= Reef Point Estate =

Reef Point Estate was located in Bar Harbor, Maine, United States, on Mount Desert Island. Reef Point was the coastal “cottage” of Mary Cadwalder Rawle and Frederic Rhinelander Jones, the parents of landscape architect, Beatrix Farrand (1872–1959). It stood beside Bar Harbor's Shore Path.

==Reef Point==
The residence was shingle-style with turrets, and high gables overlooking the Atlantic Ocean. Wide verandas from which to view the sea were embroidered by vines of clematis and honeysuckle while the structure itself was shielded from the strong ocean winds by red and white spruce trees. Vegetation of this property proved crucial. The continually evolving gardens interwoven by grass paths that surrounded the Reef Point structure were essential to creating the estate. In 1917, Reef Point was deeded to Beatrix by her mother. In 1935 following her mother’s death Farrand and her husband Max Farrand (1869–1945), set about turning Reef point into a horticultural study center, one of the most ambitious projects in her career. The Farrands spent their summers at Reef Point and together, began creating their visionary educational enterprise: Reef Point Gardens. This property played an instrumental role in Beatrix Farrand’s life and her dedication to the estate with particular attention to the grounds was a lifelong and heartfelt endeavor. One of many projects which was undertaken at the estate was the creation of a bog garden, to illustrate how indigenous plants could be used creatively. Conversely, groupings of numerous types of azaleas demonstrated how seemingly exotic plants could survive the severe Maine climate.
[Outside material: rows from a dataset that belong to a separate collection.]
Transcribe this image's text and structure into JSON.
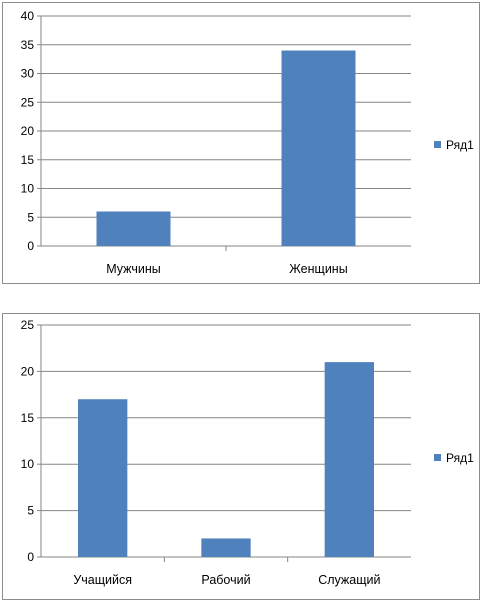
{
  "chart_data": [
    {
      "type": "bar",
      "categories": [
        "Мужчины",
        "Женщины"
      ],
      "series": [
        {
          "name": "Ряд1",
          "values": [
            6,
            34
          ]
        }
      ],
      "ylim": [
        0,
        40
      ],
      "yticks": [
        0,
        5,
        10,
        15,
        20,
        25,
        30,
        35,
        40
      ],
      "grid": true,
      "legend_position": "right",
      "color": "#4f81bd"
    },
    {
      "type": "bar",
      "categories": [
        "Учащийся",
        "Рабочий",
        "Служащий"
      ],
      "series": [
        {
          "name": "Ряд1",
          "values": [
            17,
            2,
            21
          ]
        }
      ],
      "ylim": [
        0,
        25
      ],
      "yticks": [
        0,
        5,
        10,
        15,
        20,
        25
      ],
      "grid": true,
      "legend_position": "right",
      "color": "#4f81bd"
    }
  ]
}
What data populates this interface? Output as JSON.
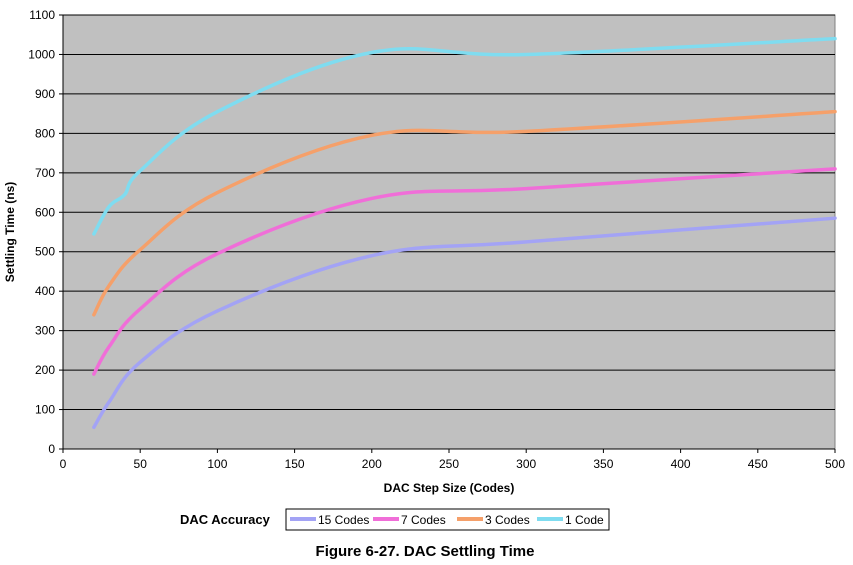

In 1946 Farrand began publishing the Reef Point Bulletins in an attempt to explain the undertakings at Reef Point Gardens with the primary focus on the horticulture of the property. The species in the garden were documented, their growth and habits often closely logged and graphed. Plant choices for specific conditions were under intensive study, in this case plants suitable for the Bar Harbor region was of primary interest. Along with this publication, the grounds and gardens of the estate itself Farrand created a large library and collection of educational materials.

Perhaps in part because of the remoteness of location, scholarly use of Reef Point Gardens did not achieve the level Farrand desired. A devastating fire on Mount Desert Island in 1947 wiped out much of Bar Harbor's tax base, and the town badly needed its few taxpayers to assist with the cost of recovery. In 1955, concerned with the survival of Reef Point Gardens, following Bar Harbor's refusal to grant it tax-exempt status, Farrand decided that Reef Point’s future was not secure and reluctantly abandoned the project. Once the decision was made to end Reef Point Gardens, she swiftly took the steps to sell Reef Point for development. Farrand donated the contents of her library, a large collection of fine art prints, horticulture books, and design drawings to the department of Landscape Architecture at University of California, Berkeley to continue her initial goal of spreading knowledge and education concerning landscape design. Her herbarium of approximately 2000 sheets that documents exactly what plants were used and where they were planted is housed at the University & Jepson Herbaria, University of California, Berkeley.

==Garland Farm==
Following the dismantlement of Reef Point Beatrix Farrand joined the Garlands, Lewis and Amy at Garland Farm Estate in their 1800s farm house near Salisbury Cove. Lewis Garland was the former administrative gardener of Reef Point Gardens and Amy his wife, also a horticulturalist, was one of Farrand’s close friends. The main house at Reef Point was dismantled; however some fixtures, materials, and architectural elements were salvaged for reuse in the construction of Farrand's extension and addition to the Garland farmhouse. She also planted a small garden behind her addition that was maintained by the subsequent owners of the Garland property before it was acquired by the Beatrix Farrand Society. The Reef Point property itself was sold to Robert W. Patterson, her long-trusted architect and Reef Point board member. The vegetation of the estate however held a different future. Charles Kenneth Savage, local innkeeper, garden designer and board member, conceived of bold plan to rescue Farrand’s plants from the estate. With financial support, from John D. Rockefeller Jr. and other summer residents, the plants were moved and eventually supplied the material for two future gardens. Savage designed these two new gardens in Northeast Harbor (the Asticou Azalea Garden and Thuya Garden), raised funds for their creation, and supervised their construction.

In 2006 The Beatrix Farrand Society, a nonprofit Maine corporation began restoration of the Garland Farm estate. Restorations of the garden are still in the initial stages however, the Beatrix Farrand Society’s intent is, "to foster the art and science of horticulture and landscape design, with emphasis on the life and work of Beatrix Farrand. It seeks to reinstate Reef Point's original educational goals, with the establishment of a reference library and collections, regional trial gardens, and educational programs".